Chapter 8, Problem 8.105P

To determine

(a)

The hydrodynamic mass of the sphere.

Answer to Problem 8.105P

The required value of the mass is $2.78kg$.

Explanation of Solution

Given Information:

$\begin{array}{l}D=22cm\\ SG=2.7\\ a=12m/s^2\\ T={20}^{o}C\end{array}$

Formula used:

$m_h=\frac{2}{3}{\rho }_{water}\pi a^3$

Calculation:

To solve this problem for water at ${20}^{o}C$ we are taking the value of density as $\rho =998kg/m^3$.

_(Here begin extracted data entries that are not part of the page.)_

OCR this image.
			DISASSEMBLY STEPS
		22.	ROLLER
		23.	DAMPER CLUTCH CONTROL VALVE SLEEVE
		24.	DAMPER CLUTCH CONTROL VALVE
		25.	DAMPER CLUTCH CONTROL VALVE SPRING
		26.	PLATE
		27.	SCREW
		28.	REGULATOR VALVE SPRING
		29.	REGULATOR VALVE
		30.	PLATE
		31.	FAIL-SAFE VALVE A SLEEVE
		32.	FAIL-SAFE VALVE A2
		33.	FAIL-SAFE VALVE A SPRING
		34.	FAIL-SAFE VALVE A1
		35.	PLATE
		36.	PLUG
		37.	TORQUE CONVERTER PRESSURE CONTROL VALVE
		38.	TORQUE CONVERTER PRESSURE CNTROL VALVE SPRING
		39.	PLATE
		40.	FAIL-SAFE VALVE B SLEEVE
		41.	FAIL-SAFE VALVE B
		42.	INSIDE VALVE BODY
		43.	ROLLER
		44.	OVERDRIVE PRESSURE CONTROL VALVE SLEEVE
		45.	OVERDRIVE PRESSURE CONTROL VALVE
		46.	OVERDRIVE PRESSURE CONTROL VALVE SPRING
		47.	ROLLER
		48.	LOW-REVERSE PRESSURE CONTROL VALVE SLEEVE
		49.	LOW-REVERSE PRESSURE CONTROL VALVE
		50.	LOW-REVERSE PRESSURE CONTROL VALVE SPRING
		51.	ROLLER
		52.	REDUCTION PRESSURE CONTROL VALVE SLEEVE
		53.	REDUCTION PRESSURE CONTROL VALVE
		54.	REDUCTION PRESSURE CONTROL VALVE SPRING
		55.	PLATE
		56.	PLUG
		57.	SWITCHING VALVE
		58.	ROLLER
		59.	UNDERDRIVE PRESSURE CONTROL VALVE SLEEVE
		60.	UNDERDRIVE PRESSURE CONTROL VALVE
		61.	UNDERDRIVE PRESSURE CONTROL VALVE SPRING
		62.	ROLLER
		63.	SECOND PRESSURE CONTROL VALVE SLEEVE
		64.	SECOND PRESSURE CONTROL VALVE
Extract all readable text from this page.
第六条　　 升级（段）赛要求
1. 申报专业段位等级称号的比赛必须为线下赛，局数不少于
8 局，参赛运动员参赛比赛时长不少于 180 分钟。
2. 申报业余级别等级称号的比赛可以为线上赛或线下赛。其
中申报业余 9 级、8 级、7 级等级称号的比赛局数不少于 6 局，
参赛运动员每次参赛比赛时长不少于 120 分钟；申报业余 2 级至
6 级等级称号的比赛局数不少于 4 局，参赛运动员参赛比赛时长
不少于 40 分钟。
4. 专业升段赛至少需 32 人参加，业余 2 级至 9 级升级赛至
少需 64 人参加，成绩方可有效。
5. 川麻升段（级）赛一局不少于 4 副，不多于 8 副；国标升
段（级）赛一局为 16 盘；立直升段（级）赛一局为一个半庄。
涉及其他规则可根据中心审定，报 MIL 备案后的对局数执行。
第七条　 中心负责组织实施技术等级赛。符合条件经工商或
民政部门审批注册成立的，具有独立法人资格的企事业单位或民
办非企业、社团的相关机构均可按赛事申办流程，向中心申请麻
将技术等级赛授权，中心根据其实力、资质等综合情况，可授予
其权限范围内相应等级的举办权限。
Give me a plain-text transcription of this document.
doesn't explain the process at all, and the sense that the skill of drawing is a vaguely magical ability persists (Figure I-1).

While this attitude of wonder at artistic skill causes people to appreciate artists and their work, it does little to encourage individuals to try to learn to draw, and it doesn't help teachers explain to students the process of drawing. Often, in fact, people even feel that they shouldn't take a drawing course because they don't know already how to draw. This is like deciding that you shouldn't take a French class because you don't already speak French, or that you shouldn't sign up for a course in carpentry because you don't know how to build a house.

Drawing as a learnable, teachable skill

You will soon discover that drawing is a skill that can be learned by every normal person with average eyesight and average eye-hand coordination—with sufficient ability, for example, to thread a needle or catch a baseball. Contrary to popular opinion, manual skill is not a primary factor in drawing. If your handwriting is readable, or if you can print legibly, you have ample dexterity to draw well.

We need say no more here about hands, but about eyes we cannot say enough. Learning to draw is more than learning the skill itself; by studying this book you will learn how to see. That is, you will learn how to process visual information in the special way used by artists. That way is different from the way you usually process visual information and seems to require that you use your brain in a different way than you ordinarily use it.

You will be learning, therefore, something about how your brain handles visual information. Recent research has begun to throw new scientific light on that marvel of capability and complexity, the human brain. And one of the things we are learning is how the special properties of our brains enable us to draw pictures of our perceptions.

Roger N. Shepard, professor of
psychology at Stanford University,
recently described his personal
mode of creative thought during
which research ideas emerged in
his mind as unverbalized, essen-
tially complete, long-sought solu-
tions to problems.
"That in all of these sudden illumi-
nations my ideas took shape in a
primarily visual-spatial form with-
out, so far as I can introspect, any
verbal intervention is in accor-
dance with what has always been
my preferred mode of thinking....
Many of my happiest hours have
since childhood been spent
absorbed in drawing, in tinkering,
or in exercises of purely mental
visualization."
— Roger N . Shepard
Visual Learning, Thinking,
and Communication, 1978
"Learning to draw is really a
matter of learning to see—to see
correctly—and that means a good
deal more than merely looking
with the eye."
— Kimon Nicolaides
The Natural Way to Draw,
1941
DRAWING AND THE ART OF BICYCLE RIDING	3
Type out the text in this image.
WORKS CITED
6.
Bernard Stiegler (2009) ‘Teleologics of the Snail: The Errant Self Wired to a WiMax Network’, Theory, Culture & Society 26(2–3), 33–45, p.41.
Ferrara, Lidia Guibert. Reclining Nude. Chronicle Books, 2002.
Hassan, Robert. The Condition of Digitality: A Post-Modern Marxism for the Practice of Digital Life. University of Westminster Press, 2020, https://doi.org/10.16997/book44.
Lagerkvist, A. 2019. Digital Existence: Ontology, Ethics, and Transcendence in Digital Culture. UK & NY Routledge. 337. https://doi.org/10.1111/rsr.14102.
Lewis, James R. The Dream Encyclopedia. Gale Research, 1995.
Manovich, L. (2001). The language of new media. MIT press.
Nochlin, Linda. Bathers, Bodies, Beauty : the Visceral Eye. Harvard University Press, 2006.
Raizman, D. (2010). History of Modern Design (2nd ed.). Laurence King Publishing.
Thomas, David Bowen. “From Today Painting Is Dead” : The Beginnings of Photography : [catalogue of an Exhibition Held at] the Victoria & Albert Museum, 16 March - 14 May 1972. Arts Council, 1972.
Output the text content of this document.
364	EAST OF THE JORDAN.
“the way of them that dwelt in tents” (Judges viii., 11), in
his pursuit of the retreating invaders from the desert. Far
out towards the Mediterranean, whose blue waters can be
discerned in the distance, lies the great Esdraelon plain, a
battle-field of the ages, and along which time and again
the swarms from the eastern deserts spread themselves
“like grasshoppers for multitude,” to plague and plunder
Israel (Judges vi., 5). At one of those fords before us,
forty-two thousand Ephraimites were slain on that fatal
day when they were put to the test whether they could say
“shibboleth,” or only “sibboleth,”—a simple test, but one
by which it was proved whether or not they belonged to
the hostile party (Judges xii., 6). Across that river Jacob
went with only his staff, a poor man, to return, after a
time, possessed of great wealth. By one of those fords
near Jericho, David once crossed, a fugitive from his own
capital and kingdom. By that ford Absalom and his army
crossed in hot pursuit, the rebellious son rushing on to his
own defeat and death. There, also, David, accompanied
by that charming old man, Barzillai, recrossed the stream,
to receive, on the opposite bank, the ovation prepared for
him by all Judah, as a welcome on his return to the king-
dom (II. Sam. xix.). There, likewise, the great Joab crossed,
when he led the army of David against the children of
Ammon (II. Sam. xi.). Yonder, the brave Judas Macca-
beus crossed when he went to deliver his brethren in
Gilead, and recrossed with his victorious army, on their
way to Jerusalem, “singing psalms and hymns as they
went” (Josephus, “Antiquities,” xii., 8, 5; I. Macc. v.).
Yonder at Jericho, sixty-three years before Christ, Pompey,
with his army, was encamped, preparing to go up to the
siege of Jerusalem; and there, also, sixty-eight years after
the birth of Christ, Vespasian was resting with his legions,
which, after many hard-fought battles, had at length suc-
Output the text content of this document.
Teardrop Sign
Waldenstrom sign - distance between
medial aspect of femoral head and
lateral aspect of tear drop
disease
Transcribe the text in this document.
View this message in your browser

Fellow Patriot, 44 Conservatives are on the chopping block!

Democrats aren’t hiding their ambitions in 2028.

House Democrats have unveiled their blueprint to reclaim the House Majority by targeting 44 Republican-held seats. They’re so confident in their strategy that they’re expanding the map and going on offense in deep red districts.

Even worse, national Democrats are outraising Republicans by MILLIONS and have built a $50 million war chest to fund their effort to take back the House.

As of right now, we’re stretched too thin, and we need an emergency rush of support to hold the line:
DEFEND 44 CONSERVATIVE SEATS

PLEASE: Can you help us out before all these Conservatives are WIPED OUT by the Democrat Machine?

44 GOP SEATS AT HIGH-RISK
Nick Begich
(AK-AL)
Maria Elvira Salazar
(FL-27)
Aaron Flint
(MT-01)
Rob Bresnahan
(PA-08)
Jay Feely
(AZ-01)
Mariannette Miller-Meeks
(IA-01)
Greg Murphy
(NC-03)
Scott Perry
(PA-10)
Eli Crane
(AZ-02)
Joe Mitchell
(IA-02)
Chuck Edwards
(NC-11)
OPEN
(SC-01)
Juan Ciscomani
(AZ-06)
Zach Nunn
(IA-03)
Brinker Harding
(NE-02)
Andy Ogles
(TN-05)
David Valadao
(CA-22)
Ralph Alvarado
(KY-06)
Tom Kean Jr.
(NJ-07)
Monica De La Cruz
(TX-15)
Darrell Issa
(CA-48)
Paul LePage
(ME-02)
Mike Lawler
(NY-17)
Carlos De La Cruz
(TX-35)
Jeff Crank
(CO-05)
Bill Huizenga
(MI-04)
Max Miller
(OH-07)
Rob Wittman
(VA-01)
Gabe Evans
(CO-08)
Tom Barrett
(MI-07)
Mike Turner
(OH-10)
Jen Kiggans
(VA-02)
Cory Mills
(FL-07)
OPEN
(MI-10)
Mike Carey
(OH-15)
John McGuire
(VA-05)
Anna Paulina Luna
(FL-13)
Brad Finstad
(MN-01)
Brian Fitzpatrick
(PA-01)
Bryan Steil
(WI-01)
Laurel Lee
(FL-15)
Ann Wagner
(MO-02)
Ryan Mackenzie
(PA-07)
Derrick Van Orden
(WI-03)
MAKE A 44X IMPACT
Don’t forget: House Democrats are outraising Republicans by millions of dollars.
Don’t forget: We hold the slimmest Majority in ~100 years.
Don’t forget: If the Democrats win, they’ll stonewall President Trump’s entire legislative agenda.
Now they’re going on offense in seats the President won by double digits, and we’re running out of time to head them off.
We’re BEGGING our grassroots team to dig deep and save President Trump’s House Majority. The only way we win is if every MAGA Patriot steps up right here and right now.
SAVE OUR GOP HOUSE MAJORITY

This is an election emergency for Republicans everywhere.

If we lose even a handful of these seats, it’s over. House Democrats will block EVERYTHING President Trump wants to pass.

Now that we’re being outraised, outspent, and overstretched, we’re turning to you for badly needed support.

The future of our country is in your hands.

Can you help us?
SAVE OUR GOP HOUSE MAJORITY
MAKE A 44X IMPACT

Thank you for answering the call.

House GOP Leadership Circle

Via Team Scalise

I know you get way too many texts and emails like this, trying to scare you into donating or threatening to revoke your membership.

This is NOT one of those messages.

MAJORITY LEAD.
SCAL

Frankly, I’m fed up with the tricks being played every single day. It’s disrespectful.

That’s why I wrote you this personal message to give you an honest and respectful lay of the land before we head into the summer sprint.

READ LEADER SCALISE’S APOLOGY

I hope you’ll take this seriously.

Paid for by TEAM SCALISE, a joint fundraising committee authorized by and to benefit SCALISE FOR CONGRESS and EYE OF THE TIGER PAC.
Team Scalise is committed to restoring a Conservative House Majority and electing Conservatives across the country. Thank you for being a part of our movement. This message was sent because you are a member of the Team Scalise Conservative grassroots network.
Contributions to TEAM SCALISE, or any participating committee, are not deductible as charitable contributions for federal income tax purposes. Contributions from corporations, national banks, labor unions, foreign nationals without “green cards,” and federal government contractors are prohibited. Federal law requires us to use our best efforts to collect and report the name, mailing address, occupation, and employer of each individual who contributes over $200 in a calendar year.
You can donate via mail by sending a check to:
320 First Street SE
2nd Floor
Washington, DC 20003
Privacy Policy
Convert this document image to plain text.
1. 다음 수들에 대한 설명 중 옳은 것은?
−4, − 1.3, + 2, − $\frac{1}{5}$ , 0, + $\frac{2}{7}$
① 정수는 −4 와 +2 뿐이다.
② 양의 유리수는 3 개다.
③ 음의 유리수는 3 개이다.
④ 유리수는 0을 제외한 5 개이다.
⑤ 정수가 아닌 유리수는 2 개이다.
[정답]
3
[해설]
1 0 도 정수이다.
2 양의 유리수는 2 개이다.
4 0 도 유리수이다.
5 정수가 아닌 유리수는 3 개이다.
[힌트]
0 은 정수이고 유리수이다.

The radius of the sphere is $a=11cm$.

We are using Eq. $\left(8.103\right)$ which gives the hydrodynamic mass and proportional to the water density;

$m_h=\frac{2}{3}{\rho }_{water}\pi a^3$ ;

Put the values in the above equation;

$\begin{array}{l}{m}_h=\frac{2}{3}{\rho }_{water}\pi a^3=\frac{2}{3}\left(998kg/m^3\right)\pi {\left(0.11m\right)}^3\\ \Rightarrow 2.78kg\end{array}$.

To determine

(b)

The value of the force being applied to the sphere.

Answer to Problem 8.105P

The required value of the force is $214N$.

Explanation of Solution

Given information:

$\begin{array}{l}D=22cm\\ SG=2.7\\ a=12m/s^2\\ T={20}^{o}C\end{array}$

Formula used:

$\left(\pi /6\right){\rho }_{sphere}\left(D^3\right)$

${\displaystyle \sum F}=\left(m_{sphere}+m_h\right)\frac{dV}{dt}$

Calculation:

Firstly we will calculate the mass of the sphere;

$\begin{array}{l}\left(\pi /6\right){\rho }_{sphere}\left(D^3\right)=\left(\pi /6\right)\left(2.7\times 998\right){\left(0.22\right)}^3\\ \Rightarrow 15.02kg\end{array}$

Now we will use Eq. $\left(8.101\right)$ to find the applied force;

${\displaystyle \sum F}=\left(m_{sphere}+m_h\right)\frac{dV}{dt}$ ;

Put the values in the above equation;

$\begin{array}{l}{\displaystyle \sum F}=\left(m_{sphere}+m_h\right)\frac{dV}{dt}=\left(15.02+2.78kg\right)\left(12m/s^2\right)\\ \Rightarrow 214N\end{array}$.